There was a touch of romance, absolutely lovely (and then heartbreaking) to see Sera and Trevon actually falling for each other after so many differences. One of my favorite aspects was how they discovered that Muirwood’s Medium and Kingfountain’s Fountain Magic were so similar

Another thing I respect Wheeler for is not being afraid to kill off one, two, or six of our favorite characters. The beginning and end of the book both featured terrible murders and just, wow.  The Adam and Fitzroy scene at the end was unbelievably sad.

The other main plot line besides the ill-fated Kingfountain wedding was that Corinne finally outmaneuvered Cettie, who had a crisis of faith and totally succumbed to it. All the scheming and intrigue was finally revealed and yes, it went deep, but Cettie turned into a snivelling moron. It was so uncharacteristic and bad that reading her chapters was painful.
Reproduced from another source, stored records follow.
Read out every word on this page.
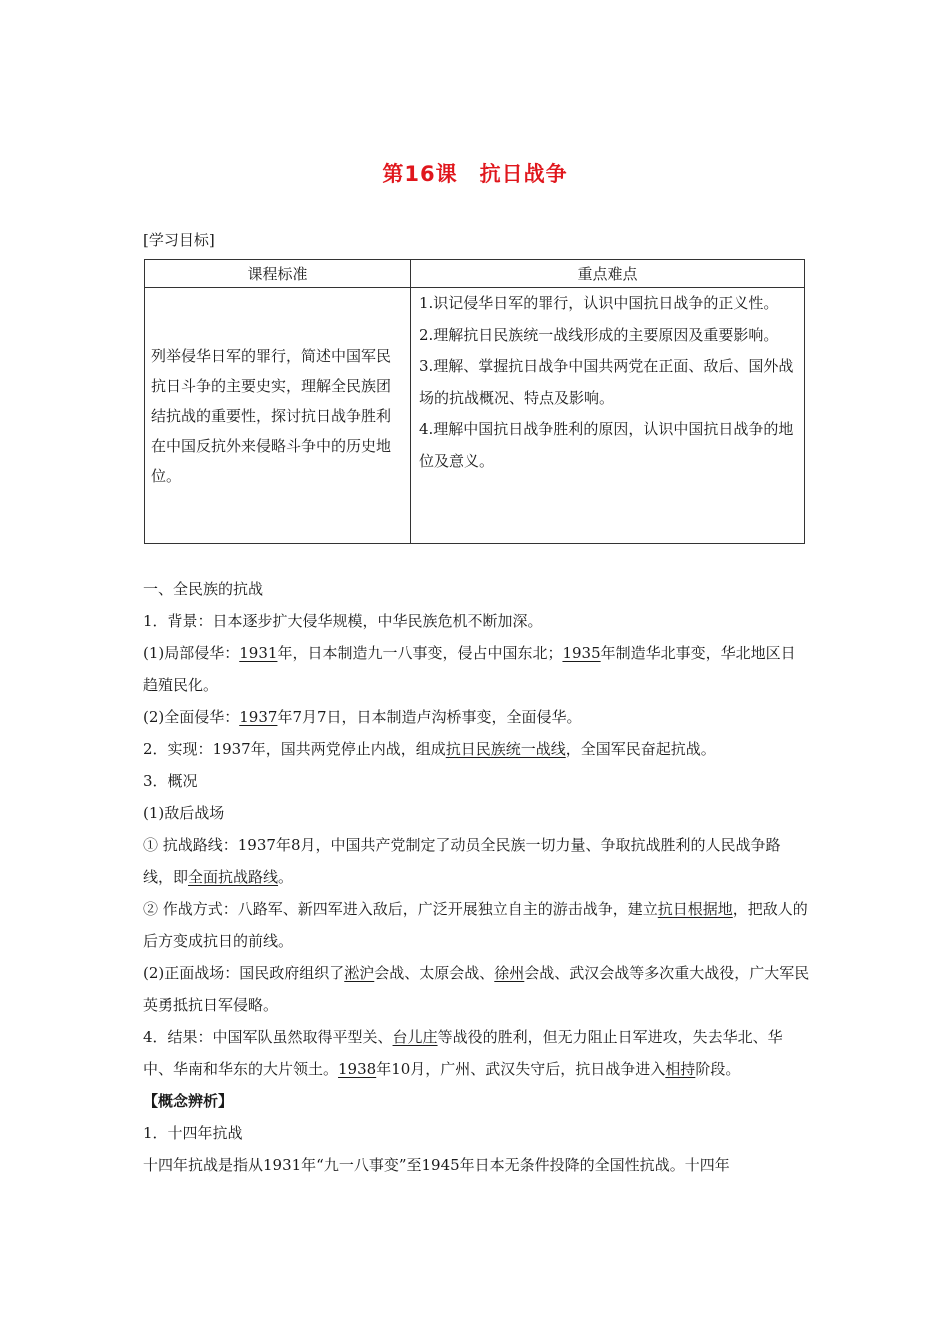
第16课　抗日战争
[学习目标]
课程标准	重点难点
列举侵华日军的罪行，简述中国军民抗日斗争的主要史实，理解全民族团结抗战的重要性，探讨抗日战争胜利在中国反抗外来侵略斗争中的历史地位。	1.识记侵华日军的罪行，认识中国抗日战争的正义性。
2.理解抗日民族统一战线形成的主要原因及重要影响。
3.理解、掌握抗日战争中国共两党在正面、敌后、国外战场的抗战概况、特点及影响。
4.理解中国抗日战争胜利的原因，认识中国抗日战争的地位及意义。

一、全民族的抗战

1．背景：日本逐步扩大侵华规模，中华民族危机不断加深。

(1)局部侵华：1931年，日本制造九一八事变，侵占中国东北；1935年制造华北事变，华北地区日趋殖民化。

(2)全面侵华：1937年7月7日，日本制造卢沟桥事变，全面侵华。

2．实现：1937年，国共两党停止内战，组成抗日民族统一战线，全国军民奋起抗战。

3．概况

(1)敌后战场

① 抗战路线：1937年8月，中国共产党制定了动员全民族一切力量、争取抗战胜利的人民战争路线，即全面抗战路线。

② 作战方式：八路军、新四军进入敌后，广泛开展独立自主的游击战争，建立抗日根据地，把敌人的后方变成抗日的前线。

(2)正面战场：国民政府组织了淞沪会战、太原会战、徐州会战、武汉会战等多次重大战役，广大军民英勇抵抗日军侵略。

4．结果：中国军队虽然取得平型关、台儿庄等战役的胜利，但无力阻止日军进攻，失去华北、华中、华南和华东的大片领土。1938年10月，广州、武汉失守后，抗日战争进入相持阶段。

【概念辨析】

1．十四年抗战

十四年抗战是指从1931年“九一八事变”至1945年日本无条件投降的全国性抗战。十四年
I could not believe her arc went downhill so quickly – it was like Wheeler wanted to rehash Maia’s storyline (see next book) but honestly I would have rather seen Cettie fighting for Sera. Cettie knows what found family is and was willing to throw it all away so quickly, knowing that her deceiver was the worst of everyone!? It was just SO bad, it didn’t ring true at all.

And of course – she got kidnapped.  I’ll talk about it more during Broken Veil but it really kills me that Wheeler’s MoA for this series is to alternately diminish each character while the other shines, like, how many times can you use kidnapping as a plot device in one series?

The rest of the plot and action held the faults at bay for the most part but I think Wheeler could have done better overall

My favorite part was 100% at Kingfountain, and everything involving Sera.  Watching her maneuver against Montpensier and finally unravelling the entire political plot was by far the high point of the story.  As was Sera and Adam’s escape after the terrible events that occurred.  I also will talk about Adam more in the next book’s review but his bravery was stunning.

While the other characters and the action would have made this the best read of the series, Cettie dragged the book down. I’m coming in at a strong 3.5 with this one but by no means dislike the book or series at all.

Once again if anyone likes audio, Kate Rudd is amazing.  She is clear and coherent and does great voices.